In the three major catalogs of health insurance, the catalogs of medicines and treatment items are divided into "Category A" and "Category B." The scope of reimbursement for medicines and treatment items corresponding to "Category A" and "Category B" is different. The scope of reimbursement for drugs and diagnostic and therapeutic programs corresponding to "Class A" and "Class B" is different.

No.1

What does "Class A" and "Class B" mean in the Medicare Drug List?

The medicines in the Medicare Drug List are divided into "Class A" and "Class B".

Class A drugs are those that are necessary for clinical treatment, widely used, effective, and low-priced in the same category. Category B drugs are drugs that can be used as an option for clinical treatment, have good efficacy, and are more expensive than Category A drugs in the same category.

When a participant uses a "Category A" drug, the full amount is reimbursed.

When a participant uses a "Class B" drug, if the proportion of the individual's burden is not labeled, the individual must first pay 10% of the drug cost, and the rest is included in the scope of payment of the health insurance fund. If the proportion of the individual's contribution has been marked, the individual will first pay the proportion marked, and the rest will be included in the scope of payment of the medical insurance fund.

No.2

What is the meaning of "Class A" and "Class B" in the catalog of diagnostic items?

Diagnostic programs are divided into "Class A programs" and "Class B programs".

"Class A catalog" of diagnostic and therapeutic items are clinically necessary, safe, effective, and cost appropriate diagnostic and therapeutic items.

"Category B catalog" of diagnostic and therapeutic items are available for clinical diagnosis and treatment of choice, the effect is determined, but need to control the use of appropriate diagnostic and therapeutic items. Some of the items in the "Class B catalog" are limited by clinical indications, hospital level and specialty characteristics, and qualifications of medical and technical personnel.

Category A items are fully covered by reimbursement.

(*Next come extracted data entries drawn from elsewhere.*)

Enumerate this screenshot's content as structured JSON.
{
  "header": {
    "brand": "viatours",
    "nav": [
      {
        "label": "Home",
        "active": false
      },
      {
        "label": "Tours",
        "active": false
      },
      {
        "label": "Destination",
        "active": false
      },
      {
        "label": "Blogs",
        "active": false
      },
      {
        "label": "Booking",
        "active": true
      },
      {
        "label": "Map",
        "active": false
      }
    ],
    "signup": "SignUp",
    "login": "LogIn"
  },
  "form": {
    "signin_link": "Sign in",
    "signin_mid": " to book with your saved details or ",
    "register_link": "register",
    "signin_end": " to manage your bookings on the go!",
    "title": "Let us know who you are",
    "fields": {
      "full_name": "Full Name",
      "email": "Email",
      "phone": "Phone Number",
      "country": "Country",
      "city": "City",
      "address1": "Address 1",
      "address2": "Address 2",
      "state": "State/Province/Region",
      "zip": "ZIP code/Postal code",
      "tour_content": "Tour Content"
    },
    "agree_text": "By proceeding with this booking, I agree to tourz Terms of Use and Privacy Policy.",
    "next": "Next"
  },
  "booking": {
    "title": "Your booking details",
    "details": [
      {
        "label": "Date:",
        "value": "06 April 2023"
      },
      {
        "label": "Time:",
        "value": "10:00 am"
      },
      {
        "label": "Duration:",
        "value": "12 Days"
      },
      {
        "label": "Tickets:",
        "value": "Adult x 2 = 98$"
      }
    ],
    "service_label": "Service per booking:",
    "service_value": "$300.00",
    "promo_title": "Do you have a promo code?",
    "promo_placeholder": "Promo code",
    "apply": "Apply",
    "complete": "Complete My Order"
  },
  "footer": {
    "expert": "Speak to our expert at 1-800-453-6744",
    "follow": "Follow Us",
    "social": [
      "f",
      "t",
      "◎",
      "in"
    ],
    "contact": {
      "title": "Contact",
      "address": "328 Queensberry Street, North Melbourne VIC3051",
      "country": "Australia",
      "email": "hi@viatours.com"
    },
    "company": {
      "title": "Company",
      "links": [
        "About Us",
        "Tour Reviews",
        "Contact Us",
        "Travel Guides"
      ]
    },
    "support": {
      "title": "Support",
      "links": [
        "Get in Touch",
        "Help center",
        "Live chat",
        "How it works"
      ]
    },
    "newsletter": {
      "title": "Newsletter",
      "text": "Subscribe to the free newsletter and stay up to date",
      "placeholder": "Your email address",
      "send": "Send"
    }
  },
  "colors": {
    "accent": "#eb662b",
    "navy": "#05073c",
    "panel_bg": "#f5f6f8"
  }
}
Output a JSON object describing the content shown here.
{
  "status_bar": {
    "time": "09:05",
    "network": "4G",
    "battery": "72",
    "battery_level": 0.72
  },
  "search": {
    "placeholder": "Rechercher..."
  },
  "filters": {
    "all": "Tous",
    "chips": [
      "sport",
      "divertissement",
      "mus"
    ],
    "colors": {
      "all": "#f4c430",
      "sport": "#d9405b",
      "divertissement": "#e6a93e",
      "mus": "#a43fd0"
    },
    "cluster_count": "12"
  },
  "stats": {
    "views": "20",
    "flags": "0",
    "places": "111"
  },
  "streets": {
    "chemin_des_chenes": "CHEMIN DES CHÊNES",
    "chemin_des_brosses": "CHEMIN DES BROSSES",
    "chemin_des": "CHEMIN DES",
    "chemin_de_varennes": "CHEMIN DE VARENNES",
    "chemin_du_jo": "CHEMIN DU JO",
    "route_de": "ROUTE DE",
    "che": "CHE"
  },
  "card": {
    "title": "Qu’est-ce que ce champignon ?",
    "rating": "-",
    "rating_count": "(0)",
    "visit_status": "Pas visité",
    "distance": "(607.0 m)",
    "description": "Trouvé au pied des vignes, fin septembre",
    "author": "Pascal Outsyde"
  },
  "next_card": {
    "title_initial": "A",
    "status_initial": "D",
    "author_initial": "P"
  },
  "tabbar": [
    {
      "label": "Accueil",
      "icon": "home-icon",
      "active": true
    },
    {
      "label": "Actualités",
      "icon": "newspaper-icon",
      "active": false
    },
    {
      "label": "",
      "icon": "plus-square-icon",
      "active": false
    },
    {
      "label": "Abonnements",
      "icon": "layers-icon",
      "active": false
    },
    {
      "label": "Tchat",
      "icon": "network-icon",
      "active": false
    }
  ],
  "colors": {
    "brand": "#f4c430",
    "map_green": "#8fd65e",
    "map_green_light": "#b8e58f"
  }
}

The second category requires the individual to bear part of the cost, and the rest of the cost is included in the reimbursement scope.

In order to allow you to

reimbursement of Category B items

have a clearer understanding

here

to give you a few examples

fixed payment of diagnostic and treatment items

Example 1 -

tertiary hospitals general outpatient medical service fee of 50 yuan, the individual to pay 10 yuan, the health insurance fund to pay 40 yuan;

Example 2 -

Triple Room bed fee of 60 yuan, the individual first 10 yuan, the remaining 50 yuan into the scope of reimbursement.

Proportionate individual first bear the burden of diagnosis and treatment items

Example 1-

head X-ray computerized tomography (CT) scanning 135 yuan / time, the individual first bear 8%, the rest of the cost into the reimbursement scope;

Example 2-

stereotactic radiotherapy device refers to: Gamma Knife (r-knife) 16,000 yuan / case, the individual first bear 20%, the rest of the cost into the reimbursement scope. The remaining costs are included in the scope of reimbursement.